Gradient

In vector calculus, the gradient of a scalar-valued differentiable function $f$ of several variables is the vector field $\nabla f$ (we say "del f") whose value at a point $p$ is the vector whose components are the partial derivatives of $f$ at $p$.

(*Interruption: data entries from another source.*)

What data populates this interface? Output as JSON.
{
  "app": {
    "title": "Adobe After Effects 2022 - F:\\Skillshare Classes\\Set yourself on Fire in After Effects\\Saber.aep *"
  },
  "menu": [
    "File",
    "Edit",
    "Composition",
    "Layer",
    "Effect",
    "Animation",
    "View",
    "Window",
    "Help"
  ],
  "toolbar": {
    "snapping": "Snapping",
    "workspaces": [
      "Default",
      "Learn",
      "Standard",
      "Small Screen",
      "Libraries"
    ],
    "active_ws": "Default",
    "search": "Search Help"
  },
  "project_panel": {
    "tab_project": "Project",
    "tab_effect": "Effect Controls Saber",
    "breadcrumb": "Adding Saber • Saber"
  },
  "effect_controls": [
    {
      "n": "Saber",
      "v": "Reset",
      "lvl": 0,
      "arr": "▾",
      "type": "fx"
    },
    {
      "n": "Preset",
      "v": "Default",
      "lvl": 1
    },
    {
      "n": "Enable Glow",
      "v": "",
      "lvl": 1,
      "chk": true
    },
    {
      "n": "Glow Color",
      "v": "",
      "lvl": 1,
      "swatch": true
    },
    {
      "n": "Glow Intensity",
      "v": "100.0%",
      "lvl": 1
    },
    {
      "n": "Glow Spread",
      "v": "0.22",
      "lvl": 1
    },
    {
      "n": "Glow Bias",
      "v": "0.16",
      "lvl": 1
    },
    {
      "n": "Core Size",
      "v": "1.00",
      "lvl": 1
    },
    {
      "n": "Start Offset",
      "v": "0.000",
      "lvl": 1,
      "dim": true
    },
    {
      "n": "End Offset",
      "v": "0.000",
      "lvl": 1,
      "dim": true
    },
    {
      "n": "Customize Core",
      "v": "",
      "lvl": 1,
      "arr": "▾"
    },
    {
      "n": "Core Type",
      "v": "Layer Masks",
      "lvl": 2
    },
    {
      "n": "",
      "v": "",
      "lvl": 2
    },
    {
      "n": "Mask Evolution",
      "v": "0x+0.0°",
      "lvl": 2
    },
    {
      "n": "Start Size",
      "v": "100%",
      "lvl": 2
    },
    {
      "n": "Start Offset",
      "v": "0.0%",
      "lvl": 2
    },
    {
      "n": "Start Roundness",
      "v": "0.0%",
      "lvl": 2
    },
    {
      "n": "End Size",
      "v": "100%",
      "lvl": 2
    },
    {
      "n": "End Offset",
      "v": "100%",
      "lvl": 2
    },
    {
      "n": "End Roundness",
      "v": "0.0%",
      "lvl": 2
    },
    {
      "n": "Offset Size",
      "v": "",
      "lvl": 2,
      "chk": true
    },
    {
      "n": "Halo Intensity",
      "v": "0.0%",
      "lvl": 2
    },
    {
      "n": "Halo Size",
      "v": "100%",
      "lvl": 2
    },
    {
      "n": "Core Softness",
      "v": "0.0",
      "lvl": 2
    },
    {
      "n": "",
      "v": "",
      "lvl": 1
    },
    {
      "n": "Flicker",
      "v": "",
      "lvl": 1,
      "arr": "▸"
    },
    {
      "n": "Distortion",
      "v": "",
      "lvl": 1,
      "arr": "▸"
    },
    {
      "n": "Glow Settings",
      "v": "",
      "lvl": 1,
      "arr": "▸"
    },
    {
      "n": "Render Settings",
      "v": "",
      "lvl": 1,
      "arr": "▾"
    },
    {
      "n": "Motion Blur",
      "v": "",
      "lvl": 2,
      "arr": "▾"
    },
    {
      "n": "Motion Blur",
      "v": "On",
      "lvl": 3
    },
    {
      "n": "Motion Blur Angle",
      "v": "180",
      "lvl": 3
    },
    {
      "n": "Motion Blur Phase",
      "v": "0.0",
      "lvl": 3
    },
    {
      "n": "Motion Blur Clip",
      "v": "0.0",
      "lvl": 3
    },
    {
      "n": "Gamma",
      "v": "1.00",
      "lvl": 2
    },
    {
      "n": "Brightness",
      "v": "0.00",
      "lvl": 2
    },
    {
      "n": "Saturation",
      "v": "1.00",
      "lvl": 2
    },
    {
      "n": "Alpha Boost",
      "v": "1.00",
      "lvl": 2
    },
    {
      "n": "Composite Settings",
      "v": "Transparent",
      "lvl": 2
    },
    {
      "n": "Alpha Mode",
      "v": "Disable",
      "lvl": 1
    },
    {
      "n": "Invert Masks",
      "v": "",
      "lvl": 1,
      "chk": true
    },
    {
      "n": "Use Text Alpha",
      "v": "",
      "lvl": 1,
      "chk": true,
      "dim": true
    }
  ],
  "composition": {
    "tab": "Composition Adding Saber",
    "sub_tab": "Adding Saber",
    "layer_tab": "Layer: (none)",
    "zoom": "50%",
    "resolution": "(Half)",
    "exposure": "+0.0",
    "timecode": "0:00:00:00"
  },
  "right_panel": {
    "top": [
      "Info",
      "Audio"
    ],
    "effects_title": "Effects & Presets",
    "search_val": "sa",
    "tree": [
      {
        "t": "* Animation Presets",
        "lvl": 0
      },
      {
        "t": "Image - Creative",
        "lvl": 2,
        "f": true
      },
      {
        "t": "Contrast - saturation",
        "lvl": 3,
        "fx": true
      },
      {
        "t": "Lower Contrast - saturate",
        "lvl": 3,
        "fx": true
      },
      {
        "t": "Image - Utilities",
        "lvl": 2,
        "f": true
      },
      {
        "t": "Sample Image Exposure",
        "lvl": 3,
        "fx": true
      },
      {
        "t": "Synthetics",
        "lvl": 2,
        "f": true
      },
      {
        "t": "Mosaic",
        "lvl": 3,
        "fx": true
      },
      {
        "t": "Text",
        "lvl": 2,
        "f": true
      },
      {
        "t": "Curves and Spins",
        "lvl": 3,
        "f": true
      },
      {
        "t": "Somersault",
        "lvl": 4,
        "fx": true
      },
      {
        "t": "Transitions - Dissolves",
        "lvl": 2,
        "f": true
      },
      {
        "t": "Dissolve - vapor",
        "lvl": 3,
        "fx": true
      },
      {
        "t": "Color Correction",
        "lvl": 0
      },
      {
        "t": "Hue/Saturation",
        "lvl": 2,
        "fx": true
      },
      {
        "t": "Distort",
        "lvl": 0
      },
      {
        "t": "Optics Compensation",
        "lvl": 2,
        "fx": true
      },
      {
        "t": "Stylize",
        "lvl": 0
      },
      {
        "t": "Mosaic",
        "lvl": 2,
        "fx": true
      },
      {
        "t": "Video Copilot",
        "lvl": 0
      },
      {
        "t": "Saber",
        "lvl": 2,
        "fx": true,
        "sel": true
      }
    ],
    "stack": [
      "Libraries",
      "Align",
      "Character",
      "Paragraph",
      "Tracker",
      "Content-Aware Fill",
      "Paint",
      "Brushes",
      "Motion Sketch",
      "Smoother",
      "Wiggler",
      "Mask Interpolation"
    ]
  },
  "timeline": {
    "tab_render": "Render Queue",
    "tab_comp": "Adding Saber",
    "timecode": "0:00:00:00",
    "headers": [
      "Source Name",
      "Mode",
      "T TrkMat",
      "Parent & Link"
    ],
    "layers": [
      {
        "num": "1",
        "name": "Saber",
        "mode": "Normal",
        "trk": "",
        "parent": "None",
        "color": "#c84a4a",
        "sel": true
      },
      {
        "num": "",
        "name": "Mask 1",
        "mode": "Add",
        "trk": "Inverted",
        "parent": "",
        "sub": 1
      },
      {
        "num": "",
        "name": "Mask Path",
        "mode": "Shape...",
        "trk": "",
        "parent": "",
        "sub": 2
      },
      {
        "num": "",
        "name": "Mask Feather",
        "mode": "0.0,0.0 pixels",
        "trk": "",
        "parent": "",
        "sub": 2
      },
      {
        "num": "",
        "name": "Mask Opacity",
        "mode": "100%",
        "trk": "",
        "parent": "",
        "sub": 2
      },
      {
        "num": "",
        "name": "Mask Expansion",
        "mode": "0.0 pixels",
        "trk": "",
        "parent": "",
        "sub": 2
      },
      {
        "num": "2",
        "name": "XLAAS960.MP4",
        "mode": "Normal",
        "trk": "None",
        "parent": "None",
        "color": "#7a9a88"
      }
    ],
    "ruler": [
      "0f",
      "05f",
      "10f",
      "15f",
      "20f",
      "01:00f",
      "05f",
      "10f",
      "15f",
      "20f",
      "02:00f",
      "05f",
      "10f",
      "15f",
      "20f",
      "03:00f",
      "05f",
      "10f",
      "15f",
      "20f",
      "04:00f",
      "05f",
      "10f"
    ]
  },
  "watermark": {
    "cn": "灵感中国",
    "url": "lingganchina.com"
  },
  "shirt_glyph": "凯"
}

$$ \nabla f(p) = \begin{bmatrix} \frac {\partial f} {\partial x_1}(p) \\ \vdots \\ \frac {\partial f} {\partial x_n}(p) \end{bmatrix} $$

Essentially, the gradient is a vector-valued function: it takes a vector and outputs a vector. For example, if we have a two-variable function $f(x, y)$, the gradient could be derived as following:

$$f(x, y) = x^2\sin y$$

$$\frac {\partial f} {\partial x} = 2x \sin y$$

$$\frac {\partial f} {\partial y} = x^2 \cos y$$

$$ \nabla f(x, y) = \begin{bmatrix} 2x \sin y \\ x^2 \cos y \end{bmatrix} $$

Geometrically, the gradient points in the direction of steepest ascent. The length of the gradient vector tells us the rate of change in the direction of steepest ascent.

Gradient 3D

In terms of vectors, let's say we have a vector $\vec w$:

$$ \vec w = \begin{bmatrix} a\\ b \end{bmatrix} $$

and a function $f$:

$$f(x, y) = x^2 y$$

We want to find how a small change in this vector $\vec w$ changes the output of the function $f$, or in other words, the directional derivative of $f$ in the direction of the vector $\vec w$:

$$ \nabla_{\vec w} f = a \frac {\partial f} {\partial x} + b \frac {\partial f} {\partial y} = $$

$$ \begin{bmatrix} a\\ b \end{bmatrix} \cdot \begin{bmatrix} {\partial f} / {\partial x}\\ {\partial f} / {\partial y} \end{bmatrix}=\\ \vec w \cdot \nabla f $$

The formal definition of the partial derivative of a two variable function $f$ with respect to $x$ is:

$$ \frac {\partial f} {\partial x} (a, b) = \lim_{h \to 0} \frac{f(a + h, b) - f(a, b)}{h} $$

$$ \frac {\partial f} {\partial x} (\vec a) = \lim_{h \to 0} \frac{f(\vec a + h \vec i) - f(\vec a)}{h} $$

$$ \frac {\partial f} {\partial \vec a}= \nabla_{\vec v} f(\vec a) = \lim_{h \to 0} \frac{f(\vec a + h \vec v) - f(\vec a)}{h}= \nabla f \cdot \vec v $$

where $\| \vec v \| = 1$. If $\vec v$ is not a unit vector, we need to account for that:

$$ \nabla_{\vec v} f(\vec a) = \lim_{h \to 0} \frac{f(\vec a + h \vec v) - f(\vec a)}{h \cdot \| \vec v \|}= \frac {\nabla f \cdot \vec v} {\| \vec v \|} $$